Originalzeichnung von Adolf Neumann.

Nichtsdestoweniger ist ihm das Schicksal die Erfüllung mancher der glänzenden Verheißungen, die sein erstes Erscheinen in der Kunstwelt begleiteten, schuldig geblieben. Denn obschon nahezu drei Jahrzehnte seit Veröffentlichung der ersten seiner Lieder in’s Land gegangen: der Kreis Derer, denen sie nach ihrem vollen Werth vertraut geworden, ist noch immer ein verhältnißmäßig kleiner. Als klassische Schöpfungen ihres Genres von den Besseren unter den Kunstverständigen mehr und mehr anerkannt, sind sie im Allgemeinen gleichwohl noch keineswegs nach Verdienst verbreitet und gekannt; vielfältig lobend besprochen, sind sie doch nicht genügend gehört und gesungen, und mehr mit Worten als mit Tönen hat man sich von jeher ihnen gegenüber abgefunden. Fürwahr, belehrte uns nicht der alte und doch immer neue Erfahrungssatz, daß gerade dem Besten hienieden sich am schwersten und letzten das Verständniß öffnete, wir würden befremdet vor der Thatsache stehen, daß diese deutschester Art entsprungenen Tongebilde unserem Volke nicht schon fester und inniger an’s Herz gewachsen sind.

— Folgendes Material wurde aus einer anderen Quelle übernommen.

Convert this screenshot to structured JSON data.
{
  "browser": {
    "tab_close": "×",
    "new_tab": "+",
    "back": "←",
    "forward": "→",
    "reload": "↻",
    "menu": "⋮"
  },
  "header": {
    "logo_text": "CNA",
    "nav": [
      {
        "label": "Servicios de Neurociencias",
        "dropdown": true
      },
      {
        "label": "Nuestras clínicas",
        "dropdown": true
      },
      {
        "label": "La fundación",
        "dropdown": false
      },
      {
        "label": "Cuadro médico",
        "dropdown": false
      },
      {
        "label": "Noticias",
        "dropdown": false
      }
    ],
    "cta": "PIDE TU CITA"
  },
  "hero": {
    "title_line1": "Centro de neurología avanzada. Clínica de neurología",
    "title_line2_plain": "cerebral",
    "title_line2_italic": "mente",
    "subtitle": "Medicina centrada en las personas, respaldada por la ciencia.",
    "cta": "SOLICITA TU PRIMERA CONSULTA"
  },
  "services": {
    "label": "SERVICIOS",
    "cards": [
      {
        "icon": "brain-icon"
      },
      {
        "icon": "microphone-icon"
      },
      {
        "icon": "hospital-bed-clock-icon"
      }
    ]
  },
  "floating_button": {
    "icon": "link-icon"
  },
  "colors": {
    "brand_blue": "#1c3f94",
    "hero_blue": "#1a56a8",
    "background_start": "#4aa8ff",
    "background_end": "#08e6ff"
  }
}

Deutscher als Franz hat kein anderer Meister gesungen und gedichtet; keiner hat zarter und feinfühliger das innerste Empfinden seiner Nation belauscht, um es, seinem eigenen Wesen vermählt, in Klängen verklärt ihr wiederzugeben.[1] Ist doch auch die Kunstart, deren Pflege er sein schöpferisches Wirken fast ausschließlich gewidmet, ein unserem Heimathboden specifisch angehöriges Eigenthum: Nur in Liedern hat er – einige größere Vocalwerke ausgenommen – zu uns geredet; er entsagte den breiteren, imposanteren Formen seiner Kunst, von dem Bewußtsein geleitet, daß er gerade hier sein Bestes zu geben, daß sein tiefinnerliches Naturell den ihm eigenthümlichsten Inhalt am entsprechendsten in lyrischen Gaben auszutönen berufen sei. Innerhalb dieses engumgrenzten Rahmens legte er indeß künstlerische Kleinodien höchsten Werthes nieder und machte uns um einen Liederschatz – er veröffentlichte nicht weniger als zweihundert und einige fünfzig Gesänge – reicher, der immerdar zu den köstlichsten unserer musikalischen Besitzthümer zählen wird, ihm selbst aber neben den edeln Gestalten unserer lyrischen Meistersänger Schubert und Schumann eine bleibende Stelle sichert.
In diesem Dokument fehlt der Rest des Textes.